Changes to software can impact the hardware. Concluding that hardware updates are too expensive and all problems can be fixed in software is the wrong approach.
Safety and security are considered to be important in a growing number of markets and applications. Guidelines are put in place for the processes used to develop either the hardware or the software, but what they seem to ignore is that neither exists in a vacuum. They form a system when put together.
Back when I was developing tools for hardware-software co-verification, there were fairly consistent comments about the value of the tools from the early adopters. They concluded that no matter how well they tested the hardware — using techniques like constrained random test pattern generation to achieve exceptionally high functional coverage — they would always discover more problems when they ran the software. The reason for that is quite simple. Functional verification only tests the easily accessible state space.
Most hardware systems are constructed from small state machines that are assembled in a hierarchical fashion. Hardware verification concentrates on making sure that each of those state machines has all the right transitions, and that each state has entered and taken each of the transitions correctly. As you move up the hierarchy, integrating larger pieces of the hardware together, you start to look at combinations of states in those lower-level machines. But this is where the sheer number of states and transitions becomes overwhelming. You cannot test them all, and you reason that because you have thoroughly tested every possible thing that those individual machines can do, the combination of them is most likely correct.
When running real software, tests often last for millions or billions of cycles, and will get those state machines into setups that just aren’t possible with short tests. That is when the software starts to find problems and enters the much larger deep state space. Problems will be found, and quite often it is situations that were not considered, or a term was missing from one of those transition statements, or an exclusion between two things prevents something from happening.
Long story short, hardware verification using constrained random is just the tip of the iceberg when it comes to state space exploration, and it is only software that can reach many of them. And yet, people want to say that hardware is verified for all software. This is simply not possible given the verification processes and tools that exist today.
At the same time, we are seeing a trend toward domain-specific hardware design, where actual software is profiled, and then hardware is custom-designed to optimize its execution. This is great, and it means that an actual scenario is being thoroughly tested. But what happens if that software later changes? What impact will it have? Most people will expect that its performance may be affected. Optimizations may no longer apply to the same degree, or the software may have been optimized further to utilize those features. But what about the impact those changes have on power and thermal? Are they also considered? Do you run regressions on timing and power when software changes are made? Probably not.
We are also seeing an increasing number of EDA flows that are scenario-driven. This can drive almost all parts of the development process toward more efficient implementations. In many cases, it allows margins to be decreased or better thermal-aware layouts to be found. These optimizations also will be affected by later software changes.
When we start to think about things like aging, we know they are highly dependent on temperature, and temperature is impacted both by the thermal characteristics of the chip, package, board, and system. But it’s also dependent on the amount of heat generated by the device, and this is impacted by software.
Software can age a chip. It can push parts of the hardware closer to the design margins, and it can even cause hardware to fail. Still, nobody seems willing to say that software needs to be considered when doing safety certification, or that hardware has to be re-certified based on changes made in the software. And this has to go deeper than just running functional simulations.
If the hardware has been optimized for a given set of scenarios that define the workloads expected at the beginning of development, then nobody has analyzed how that system will behave when the software is modified. And almost by definition it will be changed, either to add features, shore up security vulnerabilities, or just to fix bugs in either the hardware or software. That is all on top of the fact that the software now may take the hardware into parts of the state space it has never entered before.
It used to be that hardware had to be verified to a higher degree because the cost of making a mistake was too high. Creating a new mask set would cost a few million dollars, but most of the time the loss of market window would be much greater.
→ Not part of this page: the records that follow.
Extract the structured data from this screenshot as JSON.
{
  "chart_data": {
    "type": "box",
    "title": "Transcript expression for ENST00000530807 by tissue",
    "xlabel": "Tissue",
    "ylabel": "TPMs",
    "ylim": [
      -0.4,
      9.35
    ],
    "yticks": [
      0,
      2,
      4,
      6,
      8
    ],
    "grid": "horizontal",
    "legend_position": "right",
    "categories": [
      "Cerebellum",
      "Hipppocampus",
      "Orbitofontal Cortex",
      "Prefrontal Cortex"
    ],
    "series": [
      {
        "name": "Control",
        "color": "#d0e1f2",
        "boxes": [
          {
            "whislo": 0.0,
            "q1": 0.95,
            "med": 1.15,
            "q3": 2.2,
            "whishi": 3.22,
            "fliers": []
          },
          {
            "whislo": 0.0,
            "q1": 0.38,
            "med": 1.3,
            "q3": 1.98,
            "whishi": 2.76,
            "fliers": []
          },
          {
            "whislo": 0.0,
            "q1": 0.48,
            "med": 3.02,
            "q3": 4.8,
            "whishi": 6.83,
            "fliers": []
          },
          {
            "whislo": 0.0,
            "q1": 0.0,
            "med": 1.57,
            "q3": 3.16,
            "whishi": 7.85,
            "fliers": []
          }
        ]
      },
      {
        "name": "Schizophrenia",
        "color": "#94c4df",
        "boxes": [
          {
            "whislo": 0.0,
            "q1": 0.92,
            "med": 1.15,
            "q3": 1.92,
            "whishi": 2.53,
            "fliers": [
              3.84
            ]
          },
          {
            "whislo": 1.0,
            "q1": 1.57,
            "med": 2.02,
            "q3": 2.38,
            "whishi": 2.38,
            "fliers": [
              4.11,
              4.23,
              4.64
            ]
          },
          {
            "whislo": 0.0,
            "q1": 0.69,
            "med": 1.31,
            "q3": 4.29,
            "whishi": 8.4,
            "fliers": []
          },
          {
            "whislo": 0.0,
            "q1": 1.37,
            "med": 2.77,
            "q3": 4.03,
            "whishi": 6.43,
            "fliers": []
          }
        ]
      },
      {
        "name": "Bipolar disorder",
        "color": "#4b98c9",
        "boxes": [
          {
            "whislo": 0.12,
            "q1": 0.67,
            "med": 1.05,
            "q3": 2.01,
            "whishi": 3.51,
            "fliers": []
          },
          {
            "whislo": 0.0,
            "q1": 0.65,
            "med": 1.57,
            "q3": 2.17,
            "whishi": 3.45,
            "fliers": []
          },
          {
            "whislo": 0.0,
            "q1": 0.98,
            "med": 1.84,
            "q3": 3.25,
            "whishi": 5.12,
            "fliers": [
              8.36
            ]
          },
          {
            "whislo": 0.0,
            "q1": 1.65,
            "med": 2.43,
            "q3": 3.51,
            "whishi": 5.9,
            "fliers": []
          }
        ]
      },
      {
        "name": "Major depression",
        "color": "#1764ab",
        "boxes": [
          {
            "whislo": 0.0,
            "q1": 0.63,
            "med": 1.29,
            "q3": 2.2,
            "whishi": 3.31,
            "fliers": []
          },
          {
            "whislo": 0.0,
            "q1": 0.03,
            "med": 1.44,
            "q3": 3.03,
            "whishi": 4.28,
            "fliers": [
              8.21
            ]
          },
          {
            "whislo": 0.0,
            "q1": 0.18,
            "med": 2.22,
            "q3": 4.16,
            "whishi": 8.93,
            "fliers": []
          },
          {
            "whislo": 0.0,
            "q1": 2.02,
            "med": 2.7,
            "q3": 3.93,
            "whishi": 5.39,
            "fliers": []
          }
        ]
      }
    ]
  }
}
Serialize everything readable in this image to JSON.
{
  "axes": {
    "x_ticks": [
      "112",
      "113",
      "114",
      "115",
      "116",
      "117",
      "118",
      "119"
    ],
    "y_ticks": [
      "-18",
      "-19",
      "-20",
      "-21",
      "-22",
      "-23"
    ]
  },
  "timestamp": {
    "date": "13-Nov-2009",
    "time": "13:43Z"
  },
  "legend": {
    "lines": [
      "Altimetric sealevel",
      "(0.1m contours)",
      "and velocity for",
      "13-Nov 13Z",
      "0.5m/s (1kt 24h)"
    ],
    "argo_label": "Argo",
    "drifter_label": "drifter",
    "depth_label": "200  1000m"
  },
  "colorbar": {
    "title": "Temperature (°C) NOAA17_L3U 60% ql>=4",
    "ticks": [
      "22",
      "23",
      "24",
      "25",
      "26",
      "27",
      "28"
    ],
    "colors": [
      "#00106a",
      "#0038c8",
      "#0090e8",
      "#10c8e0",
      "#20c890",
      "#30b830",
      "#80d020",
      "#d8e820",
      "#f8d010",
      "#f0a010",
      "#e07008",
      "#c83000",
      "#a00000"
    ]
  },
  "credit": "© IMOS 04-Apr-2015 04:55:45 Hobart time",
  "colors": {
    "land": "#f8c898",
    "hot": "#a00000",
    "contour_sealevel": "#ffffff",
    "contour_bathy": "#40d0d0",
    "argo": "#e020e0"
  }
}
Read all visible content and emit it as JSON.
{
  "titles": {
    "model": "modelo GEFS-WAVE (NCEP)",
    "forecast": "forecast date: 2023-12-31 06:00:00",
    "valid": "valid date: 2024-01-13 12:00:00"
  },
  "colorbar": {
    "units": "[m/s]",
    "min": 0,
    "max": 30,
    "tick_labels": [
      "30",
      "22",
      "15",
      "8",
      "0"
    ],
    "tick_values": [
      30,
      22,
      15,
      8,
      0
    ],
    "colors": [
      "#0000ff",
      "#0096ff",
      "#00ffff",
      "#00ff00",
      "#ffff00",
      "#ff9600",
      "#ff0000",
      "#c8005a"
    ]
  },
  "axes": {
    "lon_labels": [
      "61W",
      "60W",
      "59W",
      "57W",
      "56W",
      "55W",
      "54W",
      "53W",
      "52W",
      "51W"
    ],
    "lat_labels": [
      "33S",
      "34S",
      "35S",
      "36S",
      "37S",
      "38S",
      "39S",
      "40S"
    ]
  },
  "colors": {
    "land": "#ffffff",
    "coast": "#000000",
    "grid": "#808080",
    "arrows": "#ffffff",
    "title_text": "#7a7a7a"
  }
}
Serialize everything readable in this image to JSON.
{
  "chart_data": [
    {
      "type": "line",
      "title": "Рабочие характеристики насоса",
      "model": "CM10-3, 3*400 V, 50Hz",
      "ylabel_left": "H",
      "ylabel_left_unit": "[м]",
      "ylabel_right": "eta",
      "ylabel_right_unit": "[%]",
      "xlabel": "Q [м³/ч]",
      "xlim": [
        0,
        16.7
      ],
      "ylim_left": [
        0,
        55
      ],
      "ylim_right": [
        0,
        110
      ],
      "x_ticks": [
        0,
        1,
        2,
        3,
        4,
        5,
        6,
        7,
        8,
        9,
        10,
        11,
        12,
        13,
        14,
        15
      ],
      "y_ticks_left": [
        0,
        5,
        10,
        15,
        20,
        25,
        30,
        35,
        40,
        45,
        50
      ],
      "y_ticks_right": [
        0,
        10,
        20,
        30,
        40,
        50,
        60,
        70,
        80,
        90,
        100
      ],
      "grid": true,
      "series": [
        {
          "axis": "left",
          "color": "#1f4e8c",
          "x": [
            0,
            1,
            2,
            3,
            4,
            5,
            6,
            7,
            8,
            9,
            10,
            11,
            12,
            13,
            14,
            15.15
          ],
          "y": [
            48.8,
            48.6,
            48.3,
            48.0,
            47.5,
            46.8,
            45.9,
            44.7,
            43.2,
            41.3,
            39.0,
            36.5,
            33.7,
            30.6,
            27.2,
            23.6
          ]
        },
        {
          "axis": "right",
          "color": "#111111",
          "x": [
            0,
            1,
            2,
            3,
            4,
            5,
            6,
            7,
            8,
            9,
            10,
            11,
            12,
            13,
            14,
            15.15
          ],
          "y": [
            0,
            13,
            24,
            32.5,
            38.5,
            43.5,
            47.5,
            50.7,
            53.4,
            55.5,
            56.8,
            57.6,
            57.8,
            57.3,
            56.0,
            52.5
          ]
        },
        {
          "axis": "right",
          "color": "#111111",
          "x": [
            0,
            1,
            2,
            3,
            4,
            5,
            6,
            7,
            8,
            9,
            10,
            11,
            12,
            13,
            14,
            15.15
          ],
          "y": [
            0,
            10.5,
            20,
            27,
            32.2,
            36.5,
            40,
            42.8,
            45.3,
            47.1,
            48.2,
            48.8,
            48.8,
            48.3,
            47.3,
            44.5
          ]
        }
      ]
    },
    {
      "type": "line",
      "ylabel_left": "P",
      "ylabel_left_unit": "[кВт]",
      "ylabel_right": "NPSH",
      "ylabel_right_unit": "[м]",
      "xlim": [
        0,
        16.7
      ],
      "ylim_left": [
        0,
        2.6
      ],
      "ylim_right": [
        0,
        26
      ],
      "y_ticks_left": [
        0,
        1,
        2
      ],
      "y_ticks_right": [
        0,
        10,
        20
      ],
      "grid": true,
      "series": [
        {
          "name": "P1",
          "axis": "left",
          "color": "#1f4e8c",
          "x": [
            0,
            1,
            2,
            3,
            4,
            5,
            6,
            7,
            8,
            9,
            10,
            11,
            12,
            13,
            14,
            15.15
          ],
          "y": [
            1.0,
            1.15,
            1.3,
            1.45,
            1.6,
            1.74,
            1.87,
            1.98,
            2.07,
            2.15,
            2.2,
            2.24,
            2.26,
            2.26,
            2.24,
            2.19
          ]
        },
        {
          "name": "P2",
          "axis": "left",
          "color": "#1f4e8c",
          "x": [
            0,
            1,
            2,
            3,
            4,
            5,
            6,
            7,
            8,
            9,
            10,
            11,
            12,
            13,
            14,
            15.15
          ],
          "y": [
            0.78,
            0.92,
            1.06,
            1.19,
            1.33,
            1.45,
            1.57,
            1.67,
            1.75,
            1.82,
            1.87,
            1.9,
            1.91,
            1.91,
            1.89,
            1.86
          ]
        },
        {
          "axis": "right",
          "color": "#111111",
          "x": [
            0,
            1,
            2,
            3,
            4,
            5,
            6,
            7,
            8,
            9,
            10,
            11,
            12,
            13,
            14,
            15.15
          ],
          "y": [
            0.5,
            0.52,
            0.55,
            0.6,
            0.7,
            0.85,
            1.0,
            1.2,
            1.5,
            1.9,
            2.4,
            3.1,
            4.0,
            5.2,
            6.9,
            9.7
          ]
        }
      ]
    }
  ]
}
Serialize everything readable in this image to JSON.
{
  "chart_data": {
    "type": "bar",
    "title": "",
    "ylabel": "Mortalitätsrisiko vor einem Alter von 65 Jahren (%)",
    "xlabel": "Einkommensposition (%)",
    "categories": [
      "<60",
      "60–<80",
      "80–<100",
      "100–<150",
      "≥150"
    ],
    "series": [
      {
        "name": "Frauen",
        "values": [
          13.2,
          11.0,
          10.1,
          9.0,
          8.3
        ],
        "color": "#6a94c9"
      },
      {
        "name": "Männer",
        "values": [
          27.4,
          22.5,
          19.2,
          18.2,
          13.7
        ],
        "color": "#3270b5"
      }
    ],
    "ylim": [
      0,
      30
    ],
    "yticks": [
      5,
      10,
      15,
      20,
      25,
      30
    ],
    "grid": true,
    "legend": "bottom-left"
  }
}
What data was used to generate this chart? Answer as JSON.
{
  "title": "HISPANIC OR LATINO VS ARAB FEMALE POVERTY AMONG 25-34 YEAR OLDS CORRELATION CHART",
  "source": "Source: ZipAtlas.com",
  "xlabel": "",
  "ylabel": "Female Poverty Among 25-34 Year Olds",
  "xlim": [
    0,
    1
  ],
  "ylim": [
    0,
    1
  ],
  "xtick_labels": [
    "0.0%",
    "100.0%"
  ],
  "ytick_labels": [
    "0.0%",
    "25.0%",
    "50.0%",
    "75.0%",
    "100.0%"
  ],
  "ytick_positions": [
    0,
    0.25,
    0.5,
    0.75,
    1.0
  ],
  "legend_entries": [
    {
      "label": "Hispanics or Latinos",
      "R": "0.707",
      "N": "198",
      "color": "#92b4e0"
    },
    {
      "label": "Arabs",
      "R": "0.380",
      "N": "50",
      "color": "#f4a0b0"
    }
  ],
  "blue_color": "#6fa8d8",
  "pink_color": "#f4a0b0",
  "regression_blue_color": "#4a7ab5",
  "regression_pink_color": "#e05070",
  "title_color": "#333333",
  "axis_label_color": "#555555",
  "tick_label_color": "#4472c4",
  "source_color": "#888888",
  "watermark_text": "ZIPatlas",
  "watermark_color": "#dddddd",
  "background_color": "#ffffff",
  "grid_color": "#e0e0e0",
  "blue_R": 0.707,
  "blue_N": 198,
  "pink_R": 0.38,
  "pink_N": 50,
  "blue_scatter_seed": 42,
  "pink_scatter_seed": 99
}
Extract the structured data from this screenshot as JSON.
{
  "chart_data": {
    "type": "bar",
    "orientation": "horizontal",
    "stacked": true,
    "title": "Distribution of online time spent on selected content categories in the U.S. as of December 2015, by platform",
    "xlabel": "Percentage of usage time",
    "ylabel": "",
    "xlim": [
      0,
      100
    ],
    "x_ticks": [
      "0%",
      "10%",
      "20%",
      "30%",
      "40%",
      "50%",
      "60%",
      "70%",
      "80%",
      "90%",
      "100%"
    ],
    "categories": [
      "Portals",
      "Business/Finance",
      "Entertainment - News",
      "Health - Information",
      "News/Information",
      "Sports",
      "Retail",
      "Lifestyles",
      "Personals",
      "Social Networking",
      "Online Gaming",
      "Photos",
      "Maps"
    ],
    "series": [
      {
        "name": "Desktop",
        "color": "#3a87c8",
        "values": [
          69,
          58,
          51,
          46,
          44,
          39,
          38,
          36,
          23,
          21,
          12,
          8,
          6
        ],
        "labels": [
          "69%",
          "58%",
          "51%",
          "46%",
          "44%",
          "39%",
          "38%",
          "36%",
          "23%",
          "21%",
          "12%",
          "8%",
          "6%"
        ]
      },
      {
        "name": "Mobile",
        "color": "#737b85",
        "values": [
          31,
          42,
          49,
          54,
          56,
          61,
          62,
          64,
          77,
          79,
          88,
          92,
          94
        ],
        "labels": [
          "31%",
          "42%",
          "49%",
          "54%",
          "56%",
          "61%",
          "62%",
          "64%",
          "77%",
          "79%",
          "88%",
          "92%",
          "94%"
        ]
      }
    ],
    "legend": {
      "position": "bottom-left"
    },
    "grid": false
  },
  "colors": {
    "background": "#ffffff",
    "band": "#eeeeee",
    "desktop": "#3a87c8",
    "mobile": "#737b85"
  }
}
But if systems have to be re-certified for each software change, then the cost of a software bug quickly approaches that of a hardware bug.
The industry is aware of this, but little is happening to rectify the situation because the costs associated with addressing it are too high. So far there are no hefty legal settlements to force the issue, and until that happens it’s easier to plead ignorance.
Another great article but based on two common premises, that software and hardware are not the same and State Machines use for sequencing. State explosion in large complex applications is a problem, so why not go stateless. Parallel flowcharts are stateless, and event driven. The software flowcharts synthesize to substrate hardware flowcharts that are an image of the software. Change the software and the hardware changes with it. I don’t think the industry has been looking for something like this, they have just been waiting for it.
Really interesting article. I’ve long thought that we’ve developed a rather loose discipline in chip design and verification that’s in real contrast to the much more disciplined areas like traditional hardware design or defence and automotive designs. That’s partly simply to get more stuff done more quickly. But also the result of software changes being so quick, easy and apparently “cheap” to make. Verification has also been more about proving something does what it was designed for than checking what could go wrong and designing to mitigate the worst outcomes.